Design: Cohort study.

Setting: Twenty-four US Veterans Affairs (VA) healthcare systems (2004-07), before systematic implementation of brief intervention.

Participants: A total of 486 115 out-patients with AUDIT-Cs documented in their electronic health records (EHRs) on two occasions ≥ 12 months apart ('baseline' and 'follow-up').

Measurements: Independent measures were baseline AUDIT-C scores and change in standard AUDIT-C risk groups (no use, low-risk use and mild, moderate, severe misuse) from baseline to follow-up. Outcome measures were (1) high-density lipoprotein cholesterol (HDL), (2) alcohol-related gastrointestinal hospitalizations ('GI hospitalizations') and (3) physical trauma, each in the years after baseline and follow-up.

Findings: Baseline AUDIT-C scores had a positive association with outcomes in the following year. Across AUDIT-C scores 0-12, mean HDL ranged from 41.4 [95% confidence interval (CI) = 41.3-41.5] to 53.5 (95% CI = 51.4-55.6) mg/l, and probabilities of GI hospitalizations from 0.49% (95% CI = 0.48-0.51%) to 1.8% (95% CI = 1.3-2.3%) and trauma from 3.0% (95% CI = 2.95-3.06%) to 6.0% (95% CI = 5.2-6.8%). At follow-up, patients who increased to moderate or severe alcohol misuse had consistently higher mean HDL and probabilities of subsequent GI hospitalizations or trauma compared with those who did not (P-values all < 0.05). For example, among those with baseline low-risk use, in those with persistent low-risk use versus severe misuse at follow-up, the probabilities of subsequent trauma were 2.65% (95% CI = 2.54-2.75%) versus 5.15% (95% CI = 3.86-6.45%), respectively. However, for patients who decreased to lower AUDIT-C risk groups at follow-up, findings were inconsistent across outcomes, with only mean HDL decreasing in most groups that decreased use (P-values all < 0.05).

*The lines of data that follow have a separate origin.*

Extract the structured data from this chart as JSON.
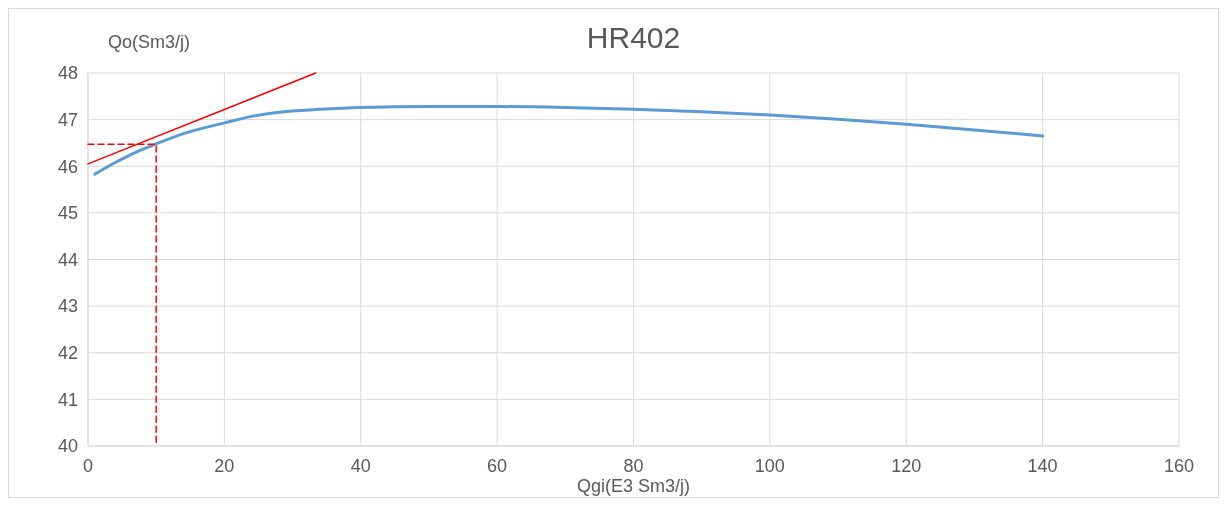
{
  "chart_data": {
    "type": "line",
    "title": "HR402",
    "xlabel": "Qgi(E3 Sm3/j)",
    "ylabel": "Qo(Sm3/j)",
    "xlim": [
      0,
      160
    ],
    "xticks": [
      0,
      20,
      40,
      60,
      80,
      100,
      120,
      140,
      160
    ],
    "ylim": [
      40,
      48
    ],
    "yticks": [
      40,
      41,
      42,
      43,
      44,
      45,
      46,
      47,
      48
    ],
    "grid": true,
    "marker": "none",
    "series": [
      {
        "color": "#5b9bd5",
        "line_style": "solid",
        "x": [
          1,
          4,
          7,
          10,
          14,
          20,
          24,
          28,
          34,
          40,
          50,
          60,
          70,
          80,
          90,
          100,
          110,
          120,
          130,
          140
        ],
        "values": [
          45.83,
          46.08,
          46.3,
          46.48,
          46.7,
          46.93,
          47.07,
          47.16,
          47.22,
          47.26,
          47.28,
          47.28,
          47.26,
          47.22,
          47.17,
          47.1,
          47.01,
          46.9,
          46.78,
          46.65
        ]
      },
      {
        "color": "#ff0000",
        "line_style": "solid",
        "x": [
          0,
          33.4
        ],
        "values": [
          46.05,
          48
        ]
      },
      {
        "color": "#ff0000",
        "line_style": "dashed",
        "x": [
          0,
          10,
          10
        ],
        "values": [
          46.47,
          46.47,
          40
        ]
      }
    ]
  }
}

Conclusions: When AUDIT-C screening is conducted in clinical settings, baseline AUDIT-C scores and score increases to moderate-severe alcohol misuse at follow-up screening appear to have predictive validity for HDL cholesterol, alcohol-related gastrointestinal hospitalizations and physical trauma. Decreasing AUDIT-C scores collected in clinical settings appear to have predictive validity for only HDL.

Keywords: Alcohol drinking; alcohol screening; alcohol-induced disorders; alcohol-related disorders; biomarkers; prevention.